Марина Цветаева. Жизнь и творчество (Саакянц) - страница 602

Тогда же Цветаева оставила свое заявление — на половинке листка, вырванного из школьной тетрадки. Пока существует Поэзия и поэты, этот документ будет кричать и обличать убийц всех рангов:

"В Совет Литфонда

Прошу принять меня на работу в качестве судомойки в открывающуюся столовую Литфонда.

М. Цветаева.

26-го августа 1941 г."

На место судомойки было подано уже несколько заявлений, хотя Смирнова обещала содействовать. Главное же, ни на какую столовую пока не было и намека: она откроется только в ноябре.

Часть этого дня с Мариной Ивановной провела Л. К. Чуковская, о чем спустя несколько дней и записала.

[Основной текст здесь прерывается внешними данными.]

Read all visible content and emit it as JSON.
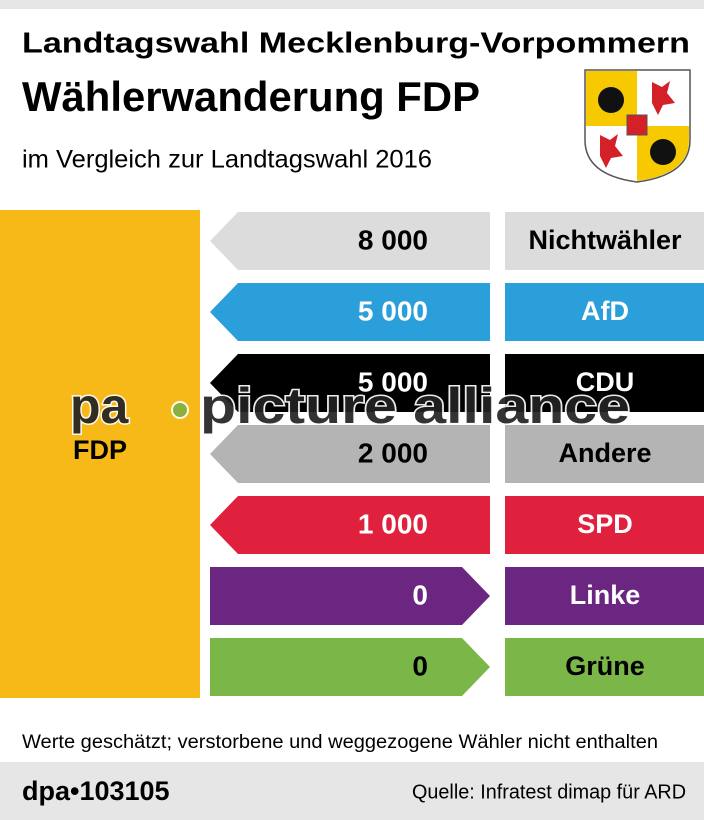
{
  "chart_data": {
    "type": "arrow",
    "title": "Landtagswahl Mecklenburg-Vorpommern",
    "subtitle": "Wählerwanderung FDP",
    "caption": "im Vergleich zur Landtagswahl 2016",
    "target": "FDP",
    "target_color": "#f7b918",
    "categories": [
      "Nichtwähler",
      "AfD",
      "CDU",
      "Andere",
      "SPD",
      "Linke",
      "Grüne"
    ],
    "values": [
      8000,
      5000,
      5000,
      2000,
      1000,
      0,
      0
    ],
    "value_labels": [
      "8 000",
      "5 000",
      "5 000",
      "2 000",
      "1 000",
      "0",
      "0"
    ],
    "directions": [
      "left",
      "left",
      "left",
      "left",
      "left",
      "right",
      "right"
    ],
    "colors": [
      "#dcdcdc",
      "#2a9fd9",
      "#000000",
      "#b4b4b4",
      "#e0213e",
      "#6b2682",
      "#7ab648"
    ],
    "note": "Werte geschätzt; verstorbene und weggezogene Wähler nicht enthalten"
  },
  "footer": {
    "id": "dpa•103105",
    "source": "Quelle: Infratest dimap für ARD"
  },
  "watermark": [
    "pa",
    "picture alliance"
  ]
}
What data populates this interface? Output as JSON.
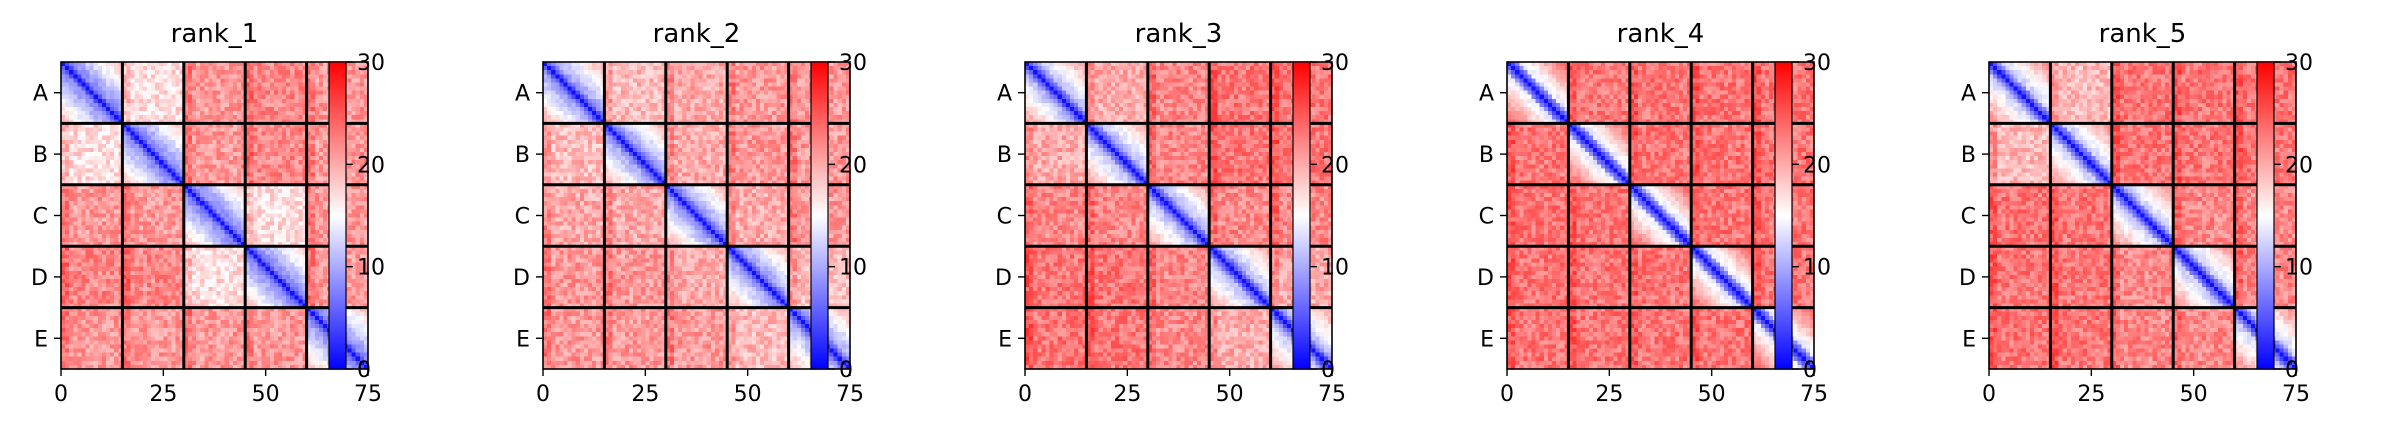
{
  "chart_data": [
    {
      "type": "heatmap",
      "title": "rank_1",
      "row_labels": [
        "A",
        "B",
        "C",
        "D",
        "E"
      ],
      "x_ticks": [
        0,
        25,
        50,
        75
      ],
      "xlim": [
        0,
        75
      ],
      "blocks_per_axis": 5,
      "block_size": 15,
      "colorbar": {
        "colormap": "bwr",
        "vmin": 0,
        "vmax": 30,
        "ticks": [
          0,
          10,
          20,
          30
        ]
      },
      "diagonal_value": 1,
      "within_block_base": 13,
      "within_block_slope": 0.9,
      "off_block_mean": [
        [
          13,
          17,
          21,
          22,
          21
        ],
        [
          17,
          13,
          21,
          22,
          21
        ],
        [
          21,
          21,
          13,
          17,
          21
        ],
        [
          22,
          22,
          17,
          13,
          21
        ],
        [
          21,
          21,
          21,
          21,
          13
        ]
      ]
    },
    {
      "type": "heatmap",
      "title": "rank_2",
      "row_labels": [
        "A",
        "B",
        "C",
        "D",
        "E"
      ],
      "x_ticks": [
        0,
        25,
        50,
        75
      ],
      "xlim": [
        0,
        75
      ],
      "blocks_per_axis": 5,
      "block_size": 15,
      "colorbar": {
        "colormap": "bwr",
        "vmin": 0,
        "vmax": 30,
        "ticks": [
          0,
          10,
          20,
          30
        ]
      },
      "diagonal_value": 1,
      "within_block_base": 14,
      "within_block_slope": 0.9,
      "off_block_mean": [
        [
          14,
          19,
          20,
          21,
          21
        ],
        [
          19,
          14,
          20,
          21,
          21
        ],
        [
          20,
          20,
          14,
          20,
          21
        ],
        [
          21,
          21,
          20,
          14,
          19
        ],
        [
          21,
          21,
          21,
          19,
          14
        ]
      ]
    },
    {
      "type": "heatmap",
      "title": "rank_3",
      "row_labels": [
        "A",
        "B",
        "C",
        "D",
        "E"
      ],
      "x_ticks": [
        0,
        25,
        50,
        75
      ],
      "xlim": [
        0,
        75
      ],
      "blocks_per_axis": 5,
      "block_size": 15,
      "colorbar": {
        "colormap": "bwr",
        "vmin": 0,
        "vmax": 30,
        "ticks": [
          0,
          10,
          20,
          30
        ]
      },
      "diagonal_value": 1,
      "within_block_base": 15,
      "within_block_slope": 0.9,
      "off_block_mean": [
        [
          15,
          20,
          22,
          23,
          23
        ],
        [
          20,
          15,
          22,
          23,
          23
        ],
        [
          22,
          22,
          15,
          22,
          22
        ],
        [
          23,
          23,
          22,
          15,
          20
        ],
        [
          23,
          23,
          22,
          20,
          15
        ]
      ]
    },
    {
      "type": "heatmap",
      "title": "rank_4",
      "row_labels": [
        "A",
        "B",
        "C",
        "D",
        "E"
      ],
      "x_ticks": [
        0,
        25,
        50,
        75
      ],
      "xlim": [
        0,
        75
      ],
      "blocks_per_axis": 5,
      "block_size": 15,
      "colorbar": {
        "colormap": "bwr",
        "vmin": 0,
        "vmax": 30,
        "ticks": [
          0,
          10,
          20,
          30
        ]
      },
      "diagonal_value": 1,
      "within_block_base": 18,
      "within_block_slope": 1.0,
      "off_block_mean": [
        [
          18,
          23,
          23,
          23,
          23
        ],
        [
          23,
          18,
          23,
          23,
          23
        ],
        [
          23,
          23,
          18,
          23,
          23
        ],
        [
          23,
          23,
          23,
          18,
          23
        ],
        [
          23,
          23,
          23,
          23,
          18
        ]
      ]
    },
    {
      "type": "heatmap",
      "title": "rank_5",
      "row_labels": [
        "A",
        "B",
        "C",
        "D",
        "E"
      ],
      "x_ticks": [
        0,
        25,
        50,
        75
      ],
      "xlim": [
        0,
        75
      ],
      "blocks_per_axis": 5,
      "block_size": 15,
      "colorbar": {
        "colormap": "bwr",
        "vmin": 0,
        "vmax": 30,
        "ticks": [
          0,
          10,
          20,
          30
        ]
      },
      "diagonal_value": 1,
      "within_block_base": 16,
      "within_block_slope": 0.9,
      "off_block_mean": [
        [
          16,
          19,
          23,
          23,
          23
        ],
        [
          19,
          16,
          23,
          23,
          23
        ],
        [
          23,
          23,
          16,
          22,
          22
        ],
        [
          23,
          23,
          22,
          16,
          22
        ],
        [
          23,
          23,
          22,
          22,
          16
        ]
      ]
    }
  ]
}
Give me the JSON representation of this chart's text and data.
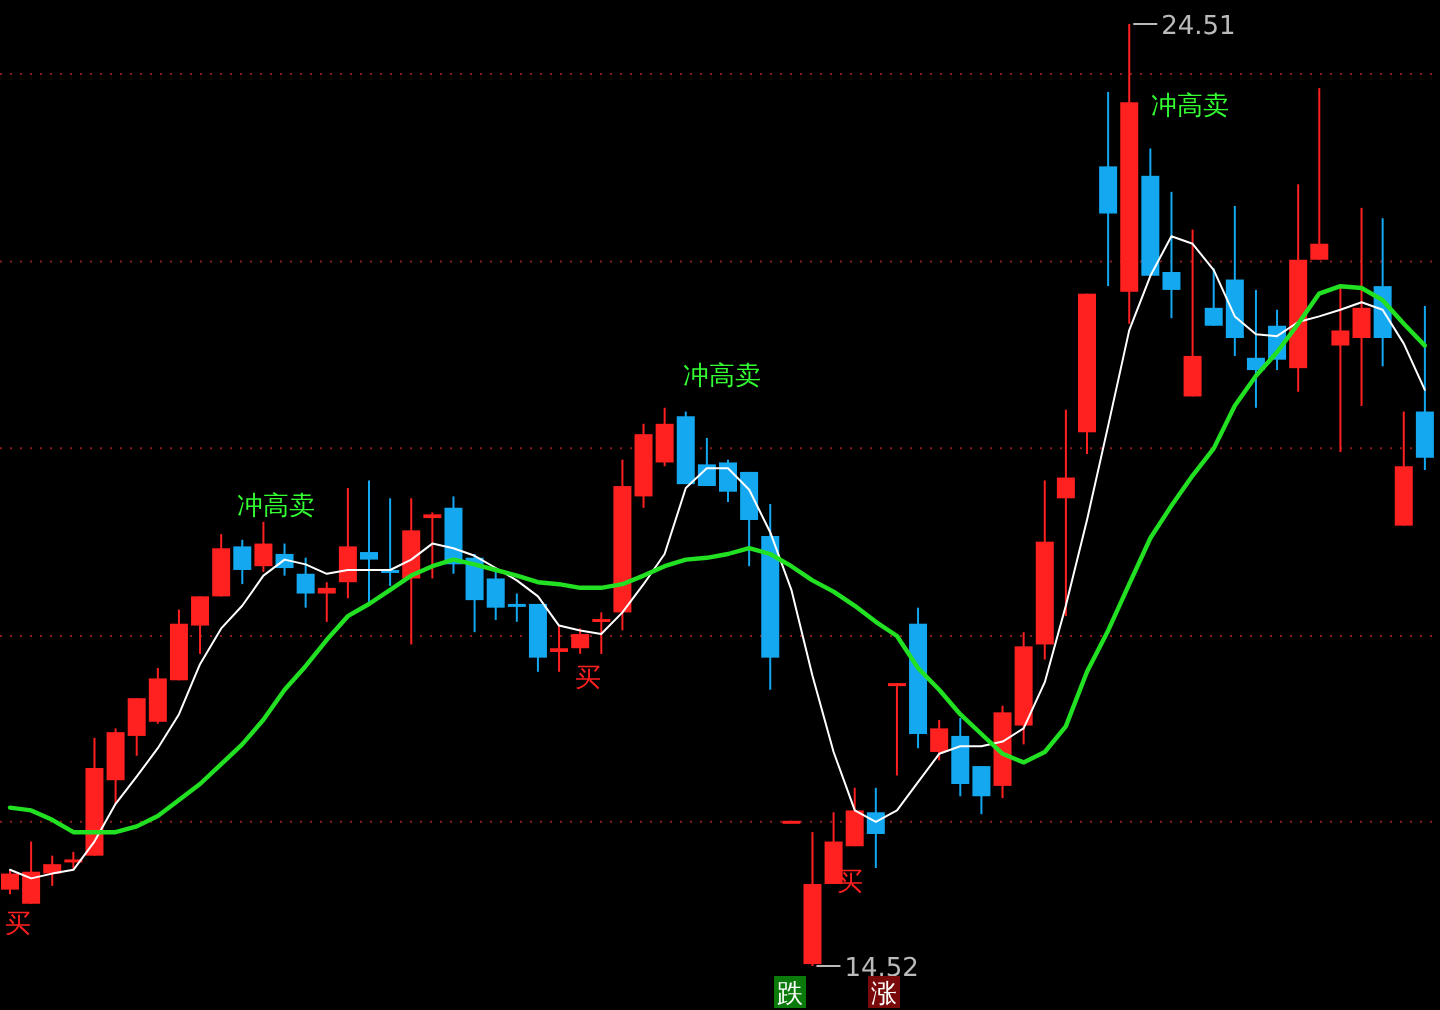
{
  "chart_data": {
    "type": "candlestick",
    "tick_labels": false,
    "ref_lines": [
      {
        "axis": "y",
        "value": 23.98,
        "color": "#8a1c1c",
        "line_style": "dotted"
      },
      {
        "axis": "y",
        "value": 21.99,
        "color": "#8a1c1c",
        "line_style": "dotted"
      },
      {
        "axis": "y",
        "value": 20.01,
        "color": "#8a1c1c",
        "line_style": "dotted"
      },
      {
        "axis": "y",
        "value": 18.02,
        "color": "#8a1c1c",
        "line_style": "dotted"
      },
      {
        "axis": "y",
        "value": 16.05,
        "color": "#8a1c1c",
        "line_style": "dotted"
      }
    ],
    "categories": [
      null,
      null,
      null,
      null,
      null,
      null,
      null,
      null,
      null,
      null,
      null,
      null,
      null,
      null,
      null,
      null,
      null,
      null,
      null,
      null,
      null,
      null,
      null,
      null,
      null,
      null,
      null,
      null,
      null,
      null,
      null,
      null,
      null,
      null,
      null,
      null,
      null,
      null,
      null,
      null,
      null,
      null,
      null,
      null,
      null,
      null,
      null,
      null,
      null,
      null,
      null,
      null,
      null,
      null,
      null,
      null,
      null,
      null,
      null,
      null,
      null,
      null,
      null,
      null,
      null,
      null,
      null,
      null
    ],
    "ohlc": [
      [
        15.33,
        15.54,
        15.28,
        15.5
      ],
      [
        15.18,
        15.84,
        15.18,
        15.52
      ],
      [
        15.5,
        15.69,
        15.37,
        15.6
      ],
      [
        15.64,
        15.73,
        15.54,
        15.65
      ],
      [
        15.69,
        16.94,
        15.69,
        16.62
      ],
      [
        16.49,
        17.04,
        16.24,
        17.0
      ],
      [
        16.96,
        17.36,
        16.75,
        17.36
      ],
      [
        17.11,
        17.68,
        17.09,
        17.57
      ],
      [
        17.55,
        18.3,
        17.55,
        18.15
      ],
      [
        18.13,
        18.44,
        17.83,
        18.44
      ],
      [
        18.44,
        19.1,
        18.44,
        18.95
      ],
      [
        18.97,
        19.04,
        18.57,
        18.72
      ],
      [
        18.76,
        19.23,
        18.7,
        19.0
      ],
      [
        18.89,
        19.0,
        18.66,
        18.74
      ],
      [
        18.68,
        18.85,
        18.32,
        18.47
      ],
      [
        18.47,
        18.59,
        18.17,
        18.53
      ],
      [
        18.59,
        19.59,
        18.42,
        18.97
      ],
      [
        18.91,
        19.67,
        18.38,
        18.83
      ],
      [
        18.72,
        19.48,
        18.55,
        18.7
      ],
      [
        18.63,
        19.48,
        17.93,
        19.14
      ],
      [
        19.27,
        19.33,
        18.63,
        19.31
      ],
      [
        19.38,
        19.5,
        18.68,
        18.78
      ],
      [
        18.85,
        18.89,
        18.06,
        18.4
      ],
      [
        18.63,
        18.7,
        18.19,
        18.32
      ],
      [
        18.36,
        18.47,
        18.17,
        18.34
      ],
      [
        18.36,
        18.36,
        17.64,
        17.79
      ],
      [
        17.85,
        18.13,
        17.64,
        17.89
      ],
      [
        17.89,
        18.1,
        17.83,
        18.04
      ],
      [
        18.19,
        18.27,
        17.83,
        18.2
      ],
      [
        18.27,
        19.89,
        18.08,
        19.61
      ],
      [
        19.5,
        20.27,
        19.38,
        20.16
      ],
      [
        19.86,
        20.44,
        19.82,
        20.27
      ],
      [
        20.35,
        20.4,
        19.63,
        19.63
      ],
      [
        19.84,
        20.12,
        19.61,
        19.61
      ],
      [
        19.86,
        19.89,
        19.44,
        19.55
      ],
      [
        19.76,
        19.76,
        18.76,
        19.25
      ],
      [
        19.08,
        19.42,
        17.45,
        17.79
      ],
      [
        16.05,
        16.06,
        16.05,
        16.06
      ],
      [
        14.54,
        15.94,
        14.52,
        15.39
      ],
      [
        15.39,
        16.15,
        15.39,
        15.84
      ],
      [
        15.79,
        16.41,
        15.79,
        16.17
      ],
      [
        16.15,
        16.41,
        15.56,
        15.92
      ],
      [
        17.51,
        17.52,
        16.54,
        17.52
      ],
      [
        18.15,
        18.32,
        16.83,
        16.98
      ],
      [
        16.79,
        17.13,
        16.7,
        17.04
      ],
      [
        16.96,
        17.15,
        16.32,
        16.45
      ],
      [
        16.64,
        16.64,
        16.13,
        16.32
      ],
      [
        16.43,
        17.28,
        16.3,
        17.21
      ],
      [
        17.07,
        18.06,
        16.87,
        17.91
      ],
      [
        17.93,
        19.67,
        17.77,
        19.02
      ],
      [
        19.48,
        20.42,
        18.23,
        19.7
      ],
      [
        20.18,
        21.65,
        19.95,
        21.65
      ],
      [
        23.0,
        23.79,
        21.73,
        22.5
      ],
      [
        21.67,
        24.51,
        21.33,
        23.68
      ],
      [
        22.9,
        23.19,
        21.84,
        21.84
      ],
      [
        21.88,
        22.73,
        21.39,
        21.69
      ],
      [
        20.56,
        22.33,
        20.56,
        20.99
      ],
      [
        21.5,
        21.92,
        21.31,
        21.31
      ],
      [
        21.8,
        22.58,
        20.99,
        21.18
      ],
      [
        20.97,
        21.69,
        20.44,
        20.84
      ],
      [
        21.31,
        21.48,
        20.84,
        20.95
      ],
      [
        20.86,
        22.81,
        20.61,
        22.01
      ],
      [
        22.01,
        23.83,
        22.01,
        22.18
      ],
      [
        21.1,
        21.71,
        19.97,
        21.26
      ],
      [
        21.18,
        22.56,
        20.46,
        21.5
      ],
      [
        21.73,
        22.45,
        20.88,
        21.18
      ],
      [
        19.19,
        20.4,
        19.19,
        19.82
      ],
      [
        20.4,
        21.52,
        19.78,
        19.91
      ]
    ],
    "colors": [
      "#ff2020",
      "#ff2020",
      "#ff2020",
      "#ff2020",
      "#ff2020",
      "#ff2020",
      "#ff2020",
      "#ff2020",
      "#ff2020",
      "#ff2020",
      "#ff2020",
      "#14a8f0",
      "#ff2020",
      "#14a8f0",
      "#14a8f0",
      "#ff2020",
      "#ff2020",
      "#14a8f0",
      "#14a8f0",
      "#ff2020",
      "#ff2020",
      "#14a8f0",
      "#14a8f0",
      "#14a8f0",
      "#14a8f0",
      "#14a8f0",
      "#ff2020",
      "#ff2020",
      "#ff2020",
      "#ff2020",
      "#ff2020",
      "#ff2020",
      "#14a8f0",
      "#14a8f0",
      "#14a8f0",
      "#14a8f0",
      "#14a8f0",
      "#ff2020",
      "#ff2020",
      "#ff2020",
      "#ff2020",
      "#14a8f0",
      "#ff2020",
      "#14a8f0",
      "#ff2020",
      "#14a8f0",
      "#14a8f0",
      "#ff2020",
      "#ff2020",
      "#ff2020",
      "#ff2020",
      "#ff2020",
      "#14a8f0",
      "#ff2020",
      "#14a8f0",
      "#14a8f0",
      "#ff2020",
      "#14a8f0",
      "#14a8f0",
      "#14a8f0",
      "#14a8f0",
      "#ff2020",
      "#ff2020",
      "#ff2020",
      "#ff2020",
      "#14a8f0",
      "#ff2020",
      "#14a8f0"
    ],
    "series": [
      {
        "type": "line",
        "color": "#ffffff",
        "values": [
          15.54,
          15.45,
          15.5,
          15.54,
          15.84,
          16.24,
          16.53,
          16.83,
          17.19,
          17.72,
          18.1,
          18.34,
          18.66,
          18.83,
          18.78,
          18.68,
          18.72,
          18.72,
          18.72,
          18.83,
          19.0,
          18.95,
          18.87,
          18.74,
          18.61,
          18.44,
          18.13,
          18.08,
          18.04,
          18.27,
          18.57,
          18.89,
          19.59,
          19.8,
          19.8,
          19.57,
          19.12,
          18.51,
          17.6,
          16.79,
          16.17,
          16.05,
          16.17,
          16.47,
          16.77,
          16.85,
          16.85,
          16.9,
          17.04,
          17.53,
          18.34,
          19.25,
          20.25,
          21.26,
          21.84,
          22.26,
          22.18,
          21.9,
          21.41,
          21.22,
          21.2,
          21.35,
          21.41,
          21.48,
          21.56,
          21.48,
          21.12,
          20.63
        ]
      },
      {
        "type": "line",
        "color": "#22e022",
        "values": [
          16.2,
          16.17,
          16.07,
          15.94,
          15.94,
          15.94,
          16.0,
          16.11,
          16.28,
          16.45,
          16.66,
          16.87,
          17.13,
          17.45,
          17.7,
          17.98,
          18.23,
          18.36,
          18.51,
          18.66,
          18.76,
          18.83,
          18.78,
          18.72,
          18.66,
          18.59,
          18.57,
          18.53,
          18.53,
          18.57,
          18.66,
          18.76,
          18.83,
          18.85,
          18.89,
          18.95,
          18.89,
          18.76,
          18.61,
          18.49,
          18.34,
          18.17,
          18.02,
          17.68,
          17.45,
          17.19,
          16.98,
          16.77,
          16.68,
          16.79,
          17.06,
          17.64,
          18.08,
          18.57,
          19.06,
          19.4,
          19.72,
          20.01,
          20.46,
          20.78,
          21.03,
          21.33,
          21.65,
          21.73,
          21.71,
          21.58,
          21.33,
          21.1
        ]
      }
    ],
    "annotations": [
      "24.51",
      "14.52",
      "冲高卖",
      "冲高卖",
      "冲高卖",
      "买",
      "买",
      "买",
      "跌",
      "涨"
    ]
  }
}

В записях встает трагическая, шекспировская фигура: Поэта, настигнутого катастрофой. Поэта, чей великий дух обитал в этой невысокой, худощавой измученной женщине с серым лицом, в сером беретике, с мешочком шерсти в руках, беспомощной, настигаемой тем самым неотвратимым одиночества верховным часом, который сама же и накликала двадцать лет назад ("Ты, одиночества верховный час" — стихи из "Ученика"). Она панически цеплялась за людей, просила не оставлять ее; у нее непредсказуемо и мгновенно менялись настроения — от надежды к отчаянию; от недолгого успокоения к новому взрыву ужаса. Ожидая в коридоре Горсовета своей участи, она твердила, что если ее не пропишут, она бросится в Каму; услышав благоприятный ответ, поначалу не обрадовалась, сказала, что комнату все равно не найдет; затем немного успокоилась, когда Чуковская согласилась ее сопровождать. Но одиночество не отступало; новая знакомая, пытаясь отвлечь Марину Ивановну, рассказывала о своих племяннике и дочери, но Марина Ивановна не отвлекалась, — напротив, вероятно, с особой болью ощущала свою неприкаянность, ненужность, бездомность (хотя ни у кого в Чистополе не было дома, а было — убежище). Но сейчас она хотя бы могла выговориться, выплеснуть самое главное: жизнь кончена, она это поняла, уезжая из Москвы (не призналась, что гораздо раньше). Что кончено все, кончена Россия. (Втайне она надеялась, вероятно, на возражения собеседницы, более молодой и жизненной, и не ошиблась.) И — внезапно — укол, даже удар (на самом-то деле — мелочь, но Марина Ивановна была с содранной кожей и воспринимала все с утысячеренной реакцией): Чуковская упомянула Анну Ахматову, порадовавшись, что она не в Чистополе, что здесь она погибла бы, потому что не справилась бы с бытом, она ничего не умеет, не может. "- А вы думаете, я — могу? — бешеным голосом выкрикнула Марина Ивановна. — Ахматова не может, а я, по-вашему, могу?"

Нет нужды объяснять, что стояло за этими словами, от смертной вселенской трагедии до ревности поэта и человека: любят не ее — Ахматову… Но и эта вспышка прошла, сменившись ужасом при виде улицы, где надлежало искать комнату.